Sperling: Yeah, there can be a time when if the computer goes down and there's no GPS capability, the younger people can't find a street with a map.
Laing: The MDT is just like your home PC, and sometimes they'll crash on you. But you still have a radio to rely on. And just about everybody has a cell phone on them these days. So unless you have a complete power outage or something, you can get information that way.
Vann: In my early law enforcement career, we had radios that were on a band where sometimes skip would be introduced. We'd be talking to a dispatcher that was several hundred miles away and not be able to get a hold of ours. It's something that modern-day police officers have probably never experienced.
Jurasz: In 1974 when I got on the job, there was no such thing as a portable radio. I can remember the oldtimers saying, "Hey, kid, listen. If we go into a bar fight, only go in as far as you can fight your way out so you can go back to the car and call for help.
Vann: As far as advancements in technology for safety, the Taser stun gun is probably one of the best tools to come along. It gives you a choice to use a tool that may otherwise have been a bullet. Now we have a variety of tools.
Shermer: And of course, there are so many more vest companies than there used to be.
Vann: I can't remember anyone when I started even knowing what a bullet resistant vest was.

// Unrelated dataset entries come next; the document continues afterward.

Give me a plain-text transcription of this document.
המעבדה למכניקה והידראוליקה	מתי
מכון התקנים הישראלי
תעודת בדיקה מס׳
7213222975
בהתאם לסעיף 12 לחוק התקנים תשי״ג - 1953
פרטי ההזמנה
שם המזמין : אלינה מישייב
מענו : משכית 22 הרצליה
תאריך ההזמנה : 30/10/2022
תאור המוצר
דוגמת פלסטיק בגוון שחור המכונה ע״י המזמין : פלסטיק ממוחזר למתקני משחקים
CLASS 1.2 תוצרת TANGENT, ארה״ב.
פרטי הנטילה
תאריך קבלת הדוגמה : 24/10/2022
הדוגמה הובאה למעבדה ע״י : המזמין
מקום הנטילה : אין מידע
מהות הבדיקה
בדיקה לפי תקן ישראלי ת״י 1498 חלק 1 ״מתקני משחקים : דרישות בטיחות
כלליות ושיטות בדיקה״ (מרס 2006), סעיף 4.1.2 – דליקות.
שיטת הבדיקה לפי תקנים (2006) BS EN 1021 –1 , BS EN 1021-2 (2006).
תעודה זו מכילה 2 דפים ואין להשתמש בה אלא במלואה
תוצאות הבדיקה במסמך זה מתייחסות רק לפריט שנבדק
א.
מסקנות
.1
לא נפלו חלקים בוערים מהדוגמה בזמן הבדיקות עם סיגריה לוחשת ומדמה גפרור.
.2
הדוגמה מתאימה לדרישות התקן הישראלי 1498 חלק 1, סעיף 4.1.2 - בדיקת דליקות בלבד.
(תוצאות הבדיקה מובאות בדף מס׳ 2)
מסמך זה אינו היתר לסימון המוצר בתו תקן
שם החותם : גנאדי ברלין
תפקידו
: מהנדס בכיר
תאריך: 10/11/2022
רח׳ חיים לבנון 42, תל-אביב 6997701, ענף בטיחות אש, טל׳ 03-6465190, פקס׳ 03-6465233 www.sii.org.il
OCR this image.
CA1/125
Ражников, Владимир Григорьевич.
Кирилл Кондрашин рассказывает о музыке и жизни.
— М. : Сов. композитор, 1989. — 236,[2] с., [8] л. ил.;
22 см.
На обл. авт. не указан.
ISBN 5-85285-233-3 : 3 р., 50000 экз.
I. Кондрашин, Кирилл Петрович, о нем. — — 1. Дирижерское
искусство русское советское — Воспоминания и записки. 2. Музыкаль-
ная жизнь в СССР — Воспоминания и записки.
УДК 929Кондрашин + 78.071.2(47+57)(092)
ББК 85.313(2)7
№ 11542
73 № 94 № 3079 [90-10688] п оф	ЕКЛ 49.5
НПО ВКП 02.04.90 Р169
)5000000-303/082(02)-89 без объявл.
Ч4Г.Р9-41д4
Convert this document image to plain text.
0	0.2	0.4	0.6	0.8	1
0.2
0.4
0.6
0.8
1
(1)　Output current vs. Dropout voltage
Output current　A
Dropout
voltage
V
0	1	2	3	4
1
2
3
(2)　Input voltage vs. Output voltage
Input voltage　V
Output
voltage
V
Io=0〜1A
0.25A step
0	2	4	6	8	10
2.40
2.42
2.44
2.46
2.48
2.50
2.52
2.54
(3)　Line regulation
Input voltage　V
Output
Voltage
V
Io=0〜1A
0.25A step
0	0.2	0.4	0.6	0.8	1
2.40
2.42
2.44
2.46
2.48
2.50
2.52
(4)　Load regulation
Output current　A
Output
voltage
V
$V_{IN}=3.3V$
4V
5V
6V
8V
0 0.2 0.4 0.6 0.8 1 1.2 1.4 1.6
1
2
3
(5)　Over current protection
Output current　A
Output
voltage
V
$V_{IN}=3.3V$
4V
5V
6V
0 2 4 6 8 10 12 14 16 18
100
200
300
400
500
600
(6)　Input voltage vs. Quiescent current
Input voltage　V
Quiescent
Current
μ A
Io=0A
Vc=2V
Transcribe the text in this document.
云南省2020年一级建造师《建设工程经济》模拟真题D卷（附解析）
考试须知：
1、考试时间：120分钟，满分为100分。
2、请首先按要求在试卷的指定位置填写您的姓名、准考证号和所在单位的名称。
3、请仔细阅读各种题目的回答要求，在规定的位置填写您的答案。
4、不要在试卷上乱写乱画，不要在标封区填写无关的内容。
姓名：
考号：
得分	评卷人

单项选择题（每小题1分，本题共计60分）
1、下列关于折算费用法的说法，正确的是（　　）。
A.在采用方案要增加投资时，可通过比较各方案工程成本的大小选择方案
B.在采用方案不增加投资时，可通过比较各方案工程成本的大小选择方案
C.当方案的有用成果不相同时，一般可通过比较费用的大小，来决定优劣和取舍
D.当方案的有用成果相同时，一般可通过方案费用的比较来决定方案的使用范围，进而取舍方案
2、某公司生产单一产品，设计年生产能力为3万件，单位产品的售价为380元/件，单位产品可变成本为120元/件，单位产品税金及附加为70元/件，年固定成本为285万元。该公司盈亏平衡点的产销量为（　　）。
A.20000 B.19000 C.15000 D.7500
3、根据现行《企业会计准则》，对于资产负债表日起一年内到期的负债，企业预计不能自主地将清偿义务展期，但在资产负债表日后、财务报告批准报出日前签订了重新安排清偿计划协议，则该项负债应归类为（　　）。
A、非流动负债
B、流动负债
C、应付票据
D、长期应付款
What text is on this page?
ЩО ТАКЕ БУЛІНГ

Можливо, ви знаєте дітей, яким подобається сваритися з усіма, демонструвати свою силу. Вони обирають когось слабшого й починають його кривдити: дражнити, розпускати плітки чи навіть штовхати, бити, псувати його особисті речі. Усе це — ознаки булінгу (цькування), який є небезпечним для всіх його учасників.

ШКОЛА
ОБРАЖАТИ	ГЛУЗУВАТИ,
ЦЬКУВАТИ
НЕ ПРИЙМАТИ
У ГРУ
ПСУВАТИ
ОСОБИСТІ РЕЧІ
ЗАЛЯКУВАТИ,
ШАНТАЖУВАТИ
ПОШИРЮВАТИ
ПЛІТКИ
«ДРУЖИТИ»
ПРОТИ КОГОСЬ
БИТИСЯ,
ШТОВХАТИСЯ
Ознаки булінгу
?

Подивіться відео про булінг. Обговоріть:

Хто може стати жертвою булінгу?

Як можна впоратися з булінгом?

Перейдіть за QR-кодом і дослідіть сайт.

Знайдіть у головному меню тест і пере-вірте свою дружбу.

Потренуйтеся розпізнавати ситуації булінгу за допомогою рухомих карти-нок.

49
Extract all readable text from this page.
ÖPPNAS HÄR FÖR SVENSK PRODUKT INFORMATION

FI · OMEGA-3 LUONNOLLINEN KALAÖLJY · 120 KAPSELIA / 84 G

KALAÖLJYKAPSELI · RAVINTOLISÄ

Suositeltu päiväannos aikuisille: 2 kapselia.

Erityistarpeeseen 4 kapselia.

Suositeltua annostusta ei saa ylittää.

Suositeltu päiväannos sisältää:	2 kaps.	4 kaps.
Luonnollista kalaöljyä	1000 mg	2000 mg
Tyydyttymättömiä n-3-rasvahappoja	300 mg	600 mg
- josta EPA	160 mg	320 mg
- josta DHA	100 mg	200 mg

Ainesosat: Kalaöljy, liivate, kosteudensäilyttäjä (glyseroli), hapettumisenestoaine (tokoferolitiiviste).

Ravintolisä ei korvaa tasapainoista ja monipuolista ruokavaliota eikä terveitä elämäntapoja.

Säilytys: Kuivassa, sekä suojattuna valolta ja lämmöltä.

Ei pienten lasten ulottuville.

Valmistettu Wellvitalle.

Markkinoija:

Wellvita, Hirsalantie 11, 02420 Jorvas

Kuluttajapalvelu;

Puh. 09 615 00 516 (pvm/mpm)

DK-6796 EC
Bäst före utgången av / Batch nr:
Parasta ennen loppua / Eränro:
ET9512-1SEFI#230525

POLICE: How has police culture changed?
Sperling: The make-up has changed with the diversity of law enforcement officers. When I first started in the '70s, there were no female patrol officers, there were very few minorities. There also used to be a height requirement, which has been completely eliminated. Now you get a better representation of the community.
Shermer: I've seen a big change with our minority population at the Raleigh Police Department: increasing, going up in rank, and it's been great. It helps out a lot in problem-solving in predominantly minority areas. It really has changed the culture from that point.
Vann: In Texas in those days we had female officers. But I guess very few of them actually wanted to get into law enforcement.
Jurasz: I disagree. In 1981, I married a cop. So I know firsthand what she went through, and yeah, it was tough. The first female officers, they had it really hard. I think it's still the same way for a lot of female officers. They say you've got to be twice the woman to be half the man. It's true in a lot of ways. And you still see it.
Sperling: Personally, I like working with female officers. They have a different outlook on things, a different way they handle people.
Jurasz: Exactly. My wife taught me a ton about law enforcement, especially how to work with people. She worked swing shift like I did. She would go to work and wear the whore-red lipstick, red nail polish, and a ton of the cheapest, nastiest perfume that you can imagine.
I was like, "What the hell are you doing?" And she said, "When we go to bar fights or we go to a bar for an unwanted guest, believe me, it's much easier to talk them out of the bar than it is to fight them out of the bar." And she could walk up and say, "Hi, honey, how are you? What are you doing in here? Why don't you and I go outside to talk?" And they would saunter outside with her.